When Hu Jintao visits the US on Tuesday, the Chinese leader will leave behind in Beijing the most potent totem of his power: the title of general secretary of the Chinese Communist Party.
He’ll be greeted at the White House and a Chicago auto-parts factory as Mr President, a made-for-export alias used mostly for encounters with foreigners.
The morphing of roles flows from the protocol of his mission. But the shift obscures the true nature, and also curious limitations, of Hu’s authority — his stewardship of a sprawling party apparatus that stands above all formal institutions of government but is no longer a rigid monolith obedient to a single leader.

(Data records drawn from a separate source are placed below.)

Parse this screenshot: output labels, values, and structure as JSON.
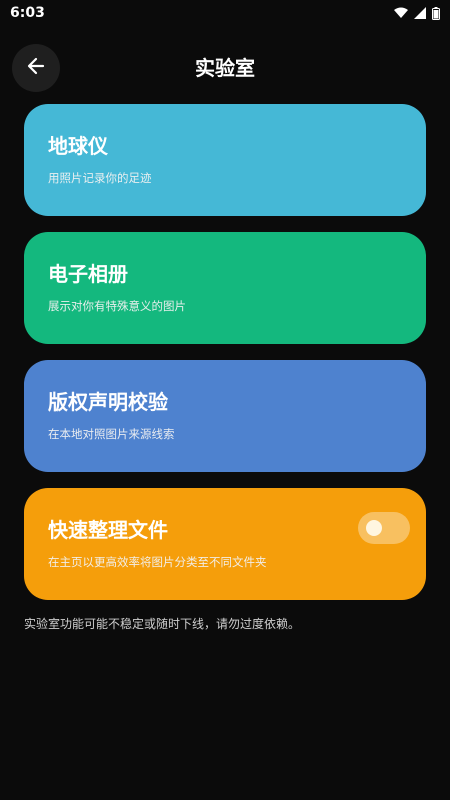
{
  "status_bar": {
    "time": "6:03",
    "icons": [
      "wifi-icon",
      "cellular-signal-icon",
      "battery-icon"
    ]
  },
  "header": {
    "title": "实验室",
    "back_icon": "arrow-left-icon"
  },
  "cards": [
    {
      "title": "地球仪",
      "subtitle": "用照片记录你的足迹",
      "color": "#45b8d6"
    },
    {
      "title": "电子相册",
      "subtitle": "展示对你有特殊意义的图片",
      "color": "#14b87e"
    },
    {
      "title": "版权声明校验",
      "subtitle": "在本地对照图片来源线索",
      "color": "#4e82cf"
    },
    {
      "title": "快速整理文件",
      "subtitle": "在主页以更高效率将图片分类至不同文件夹",
      "color": "#f59e0b",
      "toggle_on": false
    }
  ],
  "footnote": "实验室功能可能不稳定或随时下线，请勿过度依赖。"
}
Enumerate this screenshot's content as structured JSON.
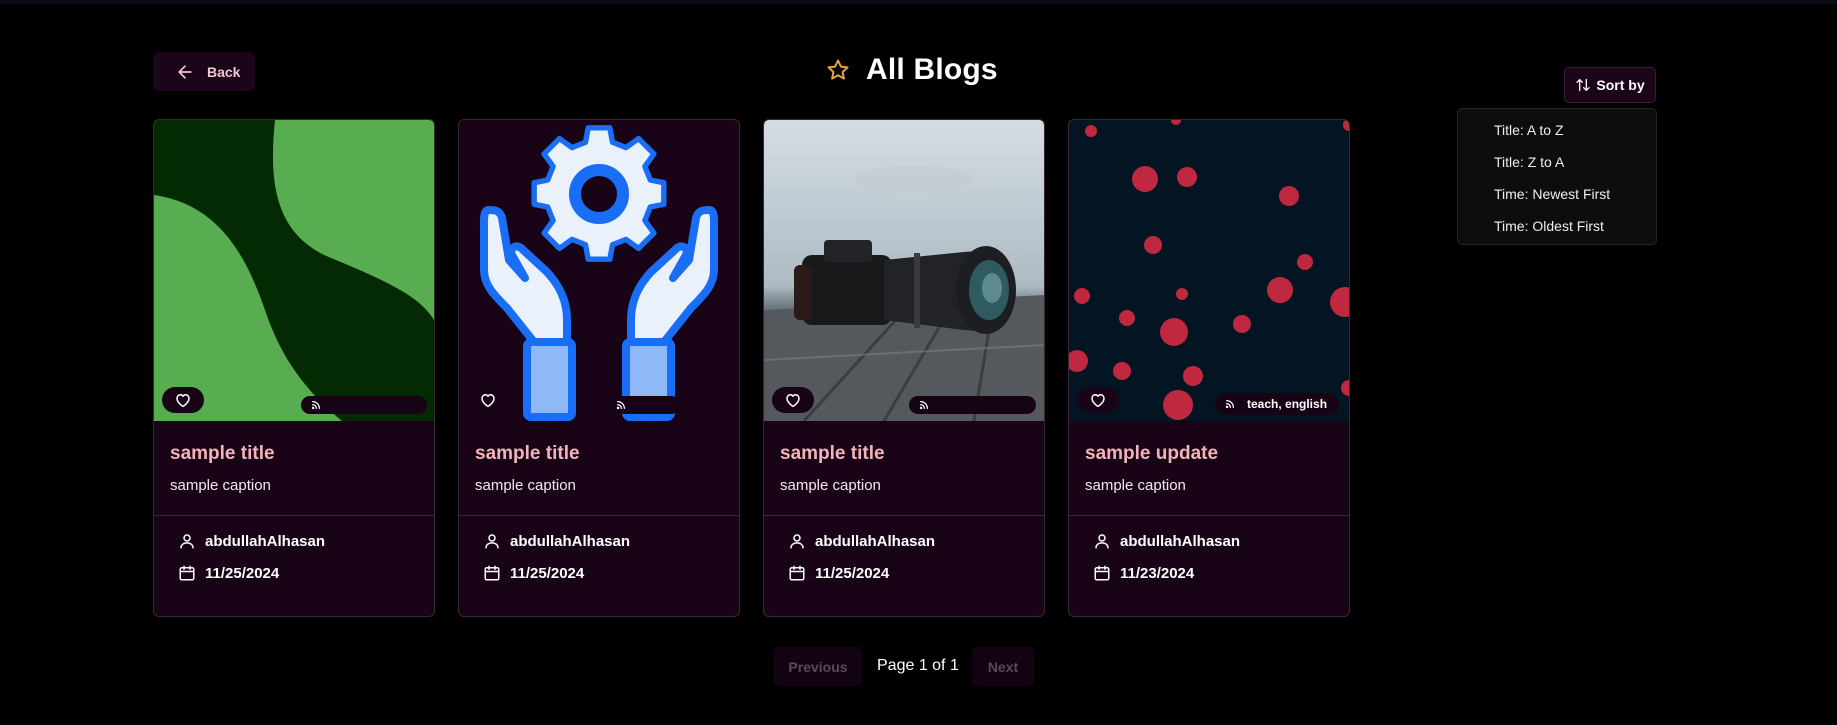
{
  "header": {
    "back_label": "Back",
    "title": "All Blogs",
    "sort_label": "Sort by"
  },
  "sort_menu": {
    "options": [
      "Title: A to Z",
      "Title: Z to A",
      "Time: Newest First",
      "Time: Oldest First"
    ]
  },
  "cards": [
    {
      "title": "sample title",
      "caption": "sample caption",
      "author": "abdullahAlhasan",
      "date": "11/25/2024",
      "tags": "",
      "image": "green-abstract"
    },
    {
      "title": "sample title",
      "caption": "sample caption",
      "author": "abdullahAlhasan",
      "date": "11/25/2024",
      "tags": "",
      "image": "gear-hands"
    },
    {
      "title": "sample title",
      "caption": "sample caption",
      "author": "abdullahAlhasan",
      "date": "11/25/2024",
      "tags": "",
      "image": "camera-photo"
    },
    {
      "title": "sample update",
      "caption": "sample caption",
      "author": "abdullahAlhasan",
      "date": "11/23/2024",
      "tags": "teach, english",
      "image": "red-dots"
    }
  ],
  "pagination": {
    "previous_label": "Previous",
    "page_text": "Page 1 of 1",
    "next_label": "Next"
  },
  "icons": {
    "back": "arrow-left-icon",
    "title": "star-icon",
    "sort": "arrow-up-down-icon",
    "like": "heart-icon",
    "tag": "rss-icon",
    "author": "user-icon",
    "date": "calendar-icon"
  },
  "colors": {
    "background": "#000000",
    "card_background": "#180416",
    "title_accent": "#f2b3bd",
    "star": "#e6a23c",
    "muted_button": "#140312"
  }
}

It also helps explain why Washington often has so much trouble figuring out who is making decisions in Beijing.
At a time when China looms increasingly large in US economic and security concerns, the distribution of power in Beijing, as well as in Washington, will decide whether the pledges of cooperation that will be made next week by President Obama and the Chinese leader take solid form.
After a tense year that saw frequent verbal clashes, Hu is seeking to reaffirm China’s position as a rising power but also to calm fears over its intentions. The trip “is intended to put the toothpaste back in the tube and stabilise the relationship,” said Aaron Friedberg, a Princeton University professor and a former security affairs adviser to Vice President Dick Cheney.